Let’s survey the world stage the ADA folks faced in 1947 for some points of comparison. Having vanquished fascism, the democratic world faced in world communism a political movement that in its basic hostility to democracy and liberalism was more similar to than opposed to fascism. Russia, half of Europe and (in a couple of years) China were all communist. The communists controlled the largest land army in the world and would soon have nuclear weapons. Communism had substantial minority support across Western Europe, including vast support (active or passive) among the most articulate in society. And in the United States many on the left saw communists less as enemies than as errant allies, with whom cooperation was possible on common goals.

Placing context or limits on the danger posed by Islamic terrorism is a hazardous business these days. But unlike communism in 1947, militant Islam simply does not pose an existential threat to our civilization. It just doesn’t. It puts us all physically at risk. And especially for those of us who live in DC, New York or other major urban areas, it could kill us tomorrow.

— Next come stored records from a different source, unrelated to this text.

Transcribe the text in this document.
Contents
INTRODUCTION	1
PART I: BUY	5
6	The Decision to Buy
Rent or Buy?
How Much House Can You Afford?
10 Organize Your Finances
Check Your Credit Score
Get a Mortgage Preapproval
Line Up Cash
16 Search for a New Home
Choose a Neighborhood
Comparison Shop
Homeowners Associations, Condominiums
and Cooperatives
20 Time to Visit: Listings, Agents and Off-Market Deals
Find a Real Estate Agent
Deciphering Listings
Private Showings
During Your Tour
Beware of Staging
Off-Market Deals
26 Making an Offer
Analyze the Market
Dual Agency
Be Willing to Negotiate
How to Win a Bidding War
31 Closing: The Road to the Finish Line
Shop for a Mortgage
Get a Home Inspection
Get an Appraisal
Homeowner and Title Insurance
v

But aside from middle eastern immigrants in western countries, this ideology has close to no support anywhere outside the Muslim world. As an ideology it controls at best a few small states; and it has possible access to Pakistan's small nuclear arsenal. But where is the danger of the Islamist takeover of any of the world’s great powers? China? The US? Europe? India? Japan? Brazil? Will Germany or Canada becomes ‘finlandized’ by Islamist power? That doesn’t mean the danger doesn’t exist, only that it’s different. And those are fundamental differences we shouldn’t ignore.

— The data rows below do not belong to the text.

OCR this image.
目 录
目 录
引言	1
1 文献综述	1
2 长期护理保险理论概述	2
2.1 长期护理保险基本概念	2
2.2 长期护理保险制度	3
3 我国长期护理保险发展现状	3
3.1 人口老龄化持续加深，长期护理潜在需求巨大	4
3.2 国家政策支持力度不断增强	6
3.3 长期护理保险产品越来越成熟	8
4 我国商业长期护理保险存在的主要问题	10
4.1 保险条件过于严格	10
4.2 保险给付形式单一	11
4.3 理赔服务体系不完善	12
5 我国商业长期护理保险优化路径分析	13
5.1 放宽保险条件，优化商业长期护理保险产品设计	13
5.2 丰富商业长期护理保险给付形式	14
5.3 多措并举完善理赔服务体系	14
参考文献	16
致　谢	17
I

Admittedly, the lack of Islamist power, in this sense, will be cold comfort for many of us if al Qaida brings us cargo ship with a nuclear weapon into New York harbor tomorrow. But the difference between an existential threat and a physical one is an important one for thinking about its impact on our politics. Particularly, whether it should lead us to purge folks from the Democratic party or from American liberalism who haven’t yet come around yet to a sufficiently serious view of the threat of terrorism or a coherent and tough-minded national security policy.

As much as people fear the threat of terrorism, that fear, for me at least, comes nowhere close to the fear of TOTAL THERMONUCLEAR WAR WIPING OUT ALL OF HUMANITY that was a constant fact of life during the Cold War. I only came into this world in the latter stages of that conflict, but I can remember sleepless nights during the Reagan years when I lay in bed straining to hear the sound of Russian bombers coming over the horizon. As bad as the destruction of a single city in a terrorist nuclear attack would be, it still doesn't compare to the threat of TOTAL THERMONUCLEAR WAR WIPING OUT ALL OF HUMANITY.

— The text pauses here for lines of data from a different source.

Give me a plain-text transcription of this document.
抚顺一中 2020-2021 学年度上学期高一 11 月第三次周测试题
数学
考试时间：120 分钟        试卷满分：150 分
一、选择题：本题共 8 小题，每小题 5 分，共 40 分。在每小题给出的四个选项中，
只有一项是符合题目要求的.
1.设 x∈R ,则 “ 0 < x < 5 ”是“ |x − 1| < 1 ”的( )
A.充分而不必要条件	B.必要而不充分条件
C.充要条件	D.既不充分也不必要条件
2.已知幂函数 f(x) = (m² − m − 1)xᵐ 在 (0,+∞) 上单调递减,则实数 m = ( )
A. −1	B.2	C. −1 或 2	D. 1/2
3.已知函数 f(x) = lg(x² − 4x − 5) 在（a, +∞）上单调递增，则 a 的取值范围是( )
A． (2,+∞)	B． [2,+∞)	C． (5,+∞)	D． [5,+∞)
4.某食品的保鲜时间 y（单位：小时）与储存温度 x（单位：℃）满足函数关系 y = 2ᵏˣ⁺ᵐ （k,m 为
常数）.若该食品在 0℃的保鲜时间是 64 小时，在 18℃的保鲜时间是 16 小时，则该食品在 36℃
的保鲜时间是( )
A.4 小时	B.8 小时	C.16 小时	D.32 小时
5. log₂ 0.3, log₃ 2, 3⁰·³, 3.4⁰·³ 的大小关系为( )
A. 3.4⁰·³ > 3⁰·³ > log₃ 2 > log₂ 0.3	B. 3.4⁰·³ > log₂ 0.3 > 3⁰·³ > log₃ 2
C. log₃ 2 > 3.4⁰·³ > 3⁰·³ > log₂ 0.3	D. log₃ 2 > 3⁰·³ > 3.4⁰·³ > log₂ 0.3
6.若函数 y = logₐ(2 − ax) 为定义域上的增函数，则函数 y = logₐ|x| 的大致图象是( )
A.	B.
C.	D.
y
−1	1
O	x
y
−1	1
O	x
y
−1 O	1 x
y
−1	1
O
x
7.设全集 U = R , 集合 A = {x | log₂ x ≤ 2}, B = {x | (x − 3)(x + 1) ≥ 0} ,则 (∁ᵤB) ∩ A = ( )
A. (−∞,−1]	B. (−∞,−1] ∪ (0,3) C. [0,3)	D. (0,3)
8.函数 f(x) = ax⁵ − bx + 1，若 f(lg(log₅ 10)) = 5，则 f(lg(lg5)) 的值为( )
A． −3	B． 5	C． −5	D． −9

When people like Beinert question our commitment to fighting terrorism because we don't treat it as a threat equivalent to TOTAL THERMONUCLEAR WAR WIPING OUT ALL HUMANITY (last time, I promise) then I have to wonder where his sense of proportion has gone.

Josh covers a lot of other points, not the least being that organizations like MoveOn are not comparable to the communist fellow-travelers of the 1940s (ANSWER is a different matter) and may be the greatest hope we have for a progressive renaissance in this country. Purging the group as a whole would be foolish.

Aside: I have to wonder what the impact on the future will be as our population shifts towards a demographic that has never leaved under the fear of ... okay okay, I promised I wouldn't do it again. Still, the impact of that global existential fear on our psyches as children couldn't help but shape the way our minds work. The lack of that fear must be having a similar titanic impact on the thinking of the next generation.